We can use class activation maps (CAM) to see which regions of images are of interest to the neural network. Class activation map (CAM) was first introduced by Bolei Zhou et al. in “Learning Deep Features for Discriminative Localization”. Cam uses the output of the last convolutional layer with the predictions to give a heatmap of the regions of interest of the network in an image.

The intuition behind CAM is that if we do the dot product of the activations of the final layer with the final weights, for each location on our feature map then we can get the score of the feature that was used to make a decision.

Pytorch provides hooks to hook onto the any layer of a network. We can attach a hook to any layer of a neural network and it will be executed during the forward pass i.e. the moment when the output is computed or during the backward pass i.e. the moment when the weights are being re-adjusted.

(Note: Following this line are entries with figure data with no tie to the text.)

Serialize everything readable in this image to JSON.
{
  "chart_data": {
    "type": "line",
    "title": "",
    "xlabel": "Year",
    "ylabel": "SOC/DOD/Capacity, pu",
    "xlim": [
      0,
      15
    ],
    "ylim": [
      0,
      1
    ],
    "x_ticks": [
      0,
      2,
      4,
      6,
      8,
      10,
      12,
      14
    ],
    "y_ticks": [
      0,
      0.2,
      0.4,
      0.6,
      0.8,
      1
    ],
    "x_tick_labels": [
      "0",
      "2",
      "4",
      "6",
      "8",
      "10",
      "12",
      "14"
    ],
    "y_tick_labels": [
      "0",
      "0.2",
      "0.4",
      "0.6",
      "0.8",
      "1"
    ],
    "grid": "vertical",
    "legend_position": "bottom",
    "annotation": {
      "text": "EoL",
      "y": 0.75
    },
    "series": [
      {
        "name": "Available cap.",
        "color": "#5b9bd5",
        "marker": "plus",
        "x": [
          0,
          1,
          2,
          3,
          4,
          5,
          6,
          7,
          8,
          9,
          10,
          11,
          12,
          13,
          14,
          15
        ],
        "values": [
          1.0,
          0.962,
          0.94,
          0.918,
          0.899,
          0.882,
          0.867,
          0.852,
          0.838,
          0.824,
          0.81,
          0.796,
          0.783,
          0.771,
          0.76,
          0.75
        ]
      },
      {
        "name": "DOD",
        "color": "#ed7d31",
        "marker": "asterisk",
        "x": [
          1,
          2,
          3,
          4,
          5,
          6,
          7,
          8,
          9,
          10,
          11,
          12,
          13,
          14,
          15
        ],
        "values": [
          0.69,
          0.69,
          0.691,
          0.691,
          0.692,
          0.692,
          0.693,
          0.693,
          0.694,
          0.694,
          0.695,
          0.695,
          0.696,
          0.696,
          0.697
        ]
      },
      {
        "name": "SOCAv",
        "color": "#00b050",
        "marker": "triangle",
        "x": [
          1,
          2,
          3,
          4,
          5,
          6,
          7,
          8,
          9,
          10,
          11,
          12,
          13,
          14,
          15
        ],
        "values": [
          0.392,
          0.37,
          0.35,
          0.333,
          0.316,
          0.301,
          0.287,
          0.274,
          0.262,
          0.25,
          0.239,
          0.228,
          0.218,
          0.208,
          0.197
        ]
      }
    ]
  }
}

I would highly recommend to read more about CAM in this chapter of fastbook before proceeding on with the code.


Let’s grab a batch.

img = PILImage.create(train_path_df.image[6])
# grab a batch
x, = first(dls.test_dl([img]))

We hook into the network . A forward hook takes into three things –> the model , its input and it’s output. The fourth line in the below code is the hook function.

class Hook():
    def __init__(self, m):
        self.hook = m.register_forward_hook(self.hook_func)   
    def hook_func(self, m, i, o): self.stored = o.detach().clone()
    def __enter__(self, *args): return self
    def __exit__(self, *args): self.hook.remove()

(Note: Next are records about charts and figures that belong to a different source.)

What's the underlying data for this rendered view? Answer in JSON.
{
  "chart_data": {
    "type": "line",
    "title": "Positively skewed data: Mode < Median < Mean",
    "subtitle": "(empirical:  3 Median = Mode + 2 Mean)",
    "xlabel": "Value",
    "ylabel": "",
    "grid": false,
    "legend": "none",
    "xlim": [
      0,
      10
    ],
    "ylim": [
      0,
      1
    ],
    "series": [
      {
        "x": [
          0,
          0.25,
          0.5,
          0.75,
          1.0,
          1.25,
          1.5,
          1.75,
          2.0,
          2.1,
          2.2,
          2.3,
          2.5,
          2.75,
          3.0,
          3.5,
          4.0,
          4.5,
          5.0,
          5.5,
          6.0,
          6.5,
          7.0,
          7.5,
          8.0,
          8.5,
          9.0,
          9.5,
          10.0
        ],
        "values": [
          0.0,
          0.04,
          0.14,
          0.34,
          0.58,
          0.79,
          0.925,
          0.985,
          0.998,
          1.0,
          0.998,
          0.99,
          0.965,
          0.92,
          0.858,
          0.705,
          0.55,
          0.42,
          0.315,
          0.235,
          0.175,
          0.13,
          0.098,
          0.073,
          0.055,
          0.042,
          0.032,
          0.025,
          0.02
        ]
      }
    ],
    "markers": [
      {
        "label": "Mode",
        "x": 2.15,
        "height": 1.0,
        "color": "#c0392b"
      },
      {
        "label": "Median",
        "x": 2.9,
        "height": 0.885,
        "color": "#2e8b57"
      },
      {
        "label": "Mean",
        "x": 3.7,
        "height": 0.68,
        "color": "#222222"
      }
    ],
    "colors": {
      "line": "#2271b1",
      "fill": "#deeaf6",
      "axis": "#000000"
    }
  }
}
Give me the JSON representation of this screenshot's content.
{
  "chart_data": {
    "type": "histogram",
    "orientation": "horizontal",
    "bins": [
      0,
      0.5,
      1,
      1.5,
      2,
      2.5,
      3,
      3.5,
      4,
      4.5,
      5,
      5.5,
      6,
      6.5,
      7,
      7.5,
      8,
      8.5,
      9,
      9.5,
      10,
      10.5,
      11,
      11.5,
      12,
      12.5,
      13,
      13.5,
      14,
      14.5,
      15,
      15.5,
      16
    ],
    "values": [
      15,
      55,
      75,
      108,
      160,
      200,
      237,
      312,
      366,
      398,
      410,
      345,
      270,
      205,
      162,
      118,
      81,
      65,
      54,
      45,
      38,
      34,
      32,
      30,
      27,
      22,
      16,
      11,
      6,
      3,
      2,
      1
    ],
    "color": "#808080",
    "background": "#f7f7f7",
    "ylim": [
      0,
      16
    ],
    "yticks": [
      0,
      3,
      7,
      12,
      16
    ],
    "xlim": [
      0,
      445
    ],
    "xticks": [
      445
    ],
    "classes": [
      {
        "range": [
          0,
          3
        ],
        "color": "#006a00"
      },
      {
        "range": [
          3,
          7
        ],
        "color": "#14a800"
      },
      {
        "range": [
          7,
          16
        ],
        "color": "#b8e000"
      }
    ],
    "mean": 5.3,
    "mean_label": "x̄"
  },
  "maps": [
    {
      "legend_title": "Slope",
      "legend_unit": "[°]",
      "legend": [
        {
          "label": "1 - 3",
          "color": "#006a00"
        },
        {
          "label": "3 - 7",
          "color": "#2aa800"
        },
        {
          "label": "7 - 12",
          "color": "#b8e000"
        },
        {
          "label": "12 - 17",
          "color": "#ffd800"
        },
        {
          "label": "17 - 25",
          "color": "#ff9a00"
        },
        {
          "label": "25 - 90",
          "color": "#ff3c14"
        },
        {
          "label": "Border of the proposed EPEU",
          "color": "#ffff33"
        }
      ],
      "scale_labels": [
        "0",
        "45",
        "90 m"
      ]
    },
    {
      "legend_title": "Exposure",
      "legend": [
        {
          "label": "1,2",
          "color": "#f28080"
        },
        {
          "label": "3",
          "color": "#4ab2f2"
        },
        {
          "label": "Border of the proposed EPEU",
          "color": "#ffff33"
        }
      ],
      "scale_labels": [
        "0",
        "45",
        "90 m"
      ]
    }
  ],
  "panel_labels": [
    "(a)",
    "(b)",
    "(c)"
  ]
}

Now we do the dot product of our weight matrix with the activations.

The code below takes the model, hooks into the last layer of our model using our hook function and stores the activations in the act variable. Then we do the dot product of the stored activations with the weights using torch.einsum.

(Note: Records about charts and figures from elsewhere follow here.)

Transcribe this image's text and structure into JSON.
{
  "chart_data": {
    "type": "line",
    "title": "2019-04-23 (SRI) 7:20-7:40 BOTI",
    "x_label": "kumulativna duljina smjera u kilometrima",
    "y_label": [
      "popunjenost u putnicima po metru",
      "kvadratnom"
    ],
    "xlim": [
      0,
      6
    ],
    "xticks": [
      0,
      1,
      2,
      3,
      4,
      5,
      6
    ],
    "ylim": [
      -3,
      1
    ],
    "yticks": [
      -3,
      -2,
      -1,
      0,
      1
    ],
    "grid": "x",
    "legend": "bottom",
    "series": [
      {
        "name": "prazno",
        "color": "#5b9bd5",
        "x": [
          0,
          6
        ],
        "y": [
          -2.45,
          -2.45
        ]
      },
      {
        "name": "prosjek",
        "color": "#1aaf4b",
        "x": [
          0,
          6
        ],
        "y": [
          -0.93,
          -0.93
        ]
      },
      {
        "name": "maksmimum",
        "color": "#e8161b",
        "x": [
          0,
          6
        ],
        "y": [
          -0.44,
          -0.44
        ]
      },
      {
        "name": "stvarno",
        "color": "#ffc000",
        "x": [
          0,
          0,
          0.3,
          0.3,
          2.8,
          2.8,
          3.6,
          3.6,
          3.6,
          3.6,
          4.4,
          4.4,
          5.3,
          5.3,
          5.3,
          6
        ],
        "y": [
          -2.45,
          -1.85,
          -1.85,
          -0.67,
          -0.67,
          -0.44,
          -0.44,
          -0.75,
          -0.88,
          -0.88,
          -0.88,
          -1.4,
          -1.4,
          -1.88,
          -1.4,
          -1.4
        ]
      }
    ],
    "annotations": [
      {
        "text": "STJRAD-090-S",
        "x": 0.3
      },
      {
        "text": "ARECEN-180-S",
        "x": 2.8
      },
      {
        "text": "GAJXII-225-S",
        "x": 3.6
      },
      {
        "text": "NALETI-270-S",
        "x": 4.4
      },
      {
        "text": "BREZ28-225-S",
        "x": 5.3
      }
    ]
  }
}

with Hook(learn.model[0]) as hook:
    with torch.no_grad(): 
        output = learn.model.eval()(x.cuda())
        act = hook.stored[0]
    cam_map = torch.einsum('ck,kij->cij', learn.model[1][-1].weight, act)

For each image in our batch, and for each class, we get a 7×7 feature map that tells us where the activations were higher and where they were lower. This will let us see which areas of the pictures influenced the model’s decision.

x_dec = TensorImage(dls.train.decode((x,))[0][0])
_,ax = plt.subplots()
ax.imshow(cam_map[1].detach().cpu(), alpha=0.6, extent=(0,128,128,0),
              interpolation='bilinear', cmap='magma');

The bright areas in the activations are somehow spilling over to the ocean. In my opinion this should not be the case. The activations should be more around the of the dorsal fins and the surface of the fin. In layman terms the network should focus more on the object i.e. the fin features and not on the surrounding water.

An important takeaway from my perspective is that if we can restrict the region of interest to the whale fin and not the surrounding water then the network would be able to learn better.


Besides tasks like classifying images or detecting objects, a neural networks can be used for analyzing the data to device strategies for pre-processing, data engineering and data cleaning.

Here I have bounced off one idea about how a simple CNN can be used to understand the regions in an image that the neural network focuses to make it’s decisions and then analyzing these things we can observer if the network is focusing on areas of images that it needs to focus and if not, then we can think of the steps that we can take to help the network to focus to generalize better.

I have just scratched the surface of what’s possible here and there can be many more ways in which deep learning can be used to take better decisions on data. So, I would emphasize you to expand on this idea and think of other ways in which you can use simple networks to analyze the data before building an architecture for the actual task at hand.